Kein Herz für Säufer

Da das Theater immer gleich ist, kenne ich den Text auswendig und spiele geduldig immer wieder mit. Ich war noch nie eine grosse Trinkerin. Nach den harten Sauf-Eskapaden zu Schülerzeiten, inklusive dem Leid, nachdem man stundenlang bewusstlos auf kalten Kacheln in diversen Badezimmern lag, oder gefährlichen Filmrissen, hatte Alkohol seinen Reiz bei mir verspielt. Auch früher in den Clubs kamen die Jungs und schrien (weil so laut): «Wäis, trink mal was!» Und brachten mir einen Drink. Dann kamen sie später noch mal angerannt und schrien: «Ist das der Wodka, den ich dir vor vier Stunden brachte? Trink endlich!»

Aber seit ich mein Leben nicht mehr in Clubs verbringe, trinke ich fast nichts mehr. An das letzte Mal Betrunkensein kann ich mich nicht erinnern, es war in einem früheren Leben. Aber leider lieben mich Alkis heiss und innig, ich denke auch aus früheren Leben, denn ich habe gar kein Herz für Säufer.

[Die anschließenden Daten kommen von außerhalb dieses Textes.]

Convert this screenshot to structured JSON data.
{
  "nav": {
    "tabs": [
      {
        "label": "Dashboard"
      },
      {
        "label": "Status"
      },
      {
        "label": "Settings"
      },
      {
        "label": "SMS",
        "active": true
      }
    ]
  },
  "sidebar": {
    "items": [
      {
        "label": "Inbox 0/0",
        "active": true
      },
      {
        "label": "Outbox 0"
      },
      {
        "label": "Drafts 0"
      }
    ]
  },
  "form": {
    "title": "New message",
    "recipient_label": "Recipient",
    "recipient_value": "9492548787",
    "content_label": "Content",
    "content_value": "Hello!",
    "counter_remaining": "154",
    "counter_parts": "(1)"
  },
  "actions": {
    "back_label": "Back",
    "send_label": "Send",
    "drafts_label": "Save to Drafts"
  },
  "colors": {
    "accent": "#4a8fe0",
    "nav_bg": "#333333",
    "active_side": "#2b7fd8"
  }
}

Da es 90 Prozent der Männer nun mal sind, bedeutet das, Zeit mit Männern zu verbringen, zuzusehen, wie sie sich vollaufen lassen und mich dabei vollquatschen. Ich habe in meinem ersten Werk «Stirb Susi» dem Alkohol ein gleichnamiges Kapitel gewidmet, und da in dem Buch alles steht, was Frauen an Männern nicht wollen, steht auch drin, dass betrunkene Frauen eine Zumutung sind und saufen für Frauen jünger als 17 nicht geht. In der Fortsetzung «Susi-Krise» gibt es das Kapitel «Das Alko-Hole», in dem ich beschreibe, wie sich der besoffene erwachsene Mann in ein Arschloch verwandelt und wieder zurück.

Mr. Date bestellte keine zweite Flasche, aber drei offene Gläser für sich, und im Taxi wollte er, auch das ist immer gleich, noch in einer Bar «einen Absacker» trinken. «Was für einen Absacker?», sagte ich, «du trinkst noch drei Wein und ich zwei Wasser?» Ach komm bitte, heulte er und versuchte, mich mit seinem säuerlichen Alkoholatem zu küssen. Ich schubste ihn zurück, stieg aus und war froh, endlich allein zu sein. Oder haben Sie schon mal stocknüchtern mit einem Besoffenen geknutscht?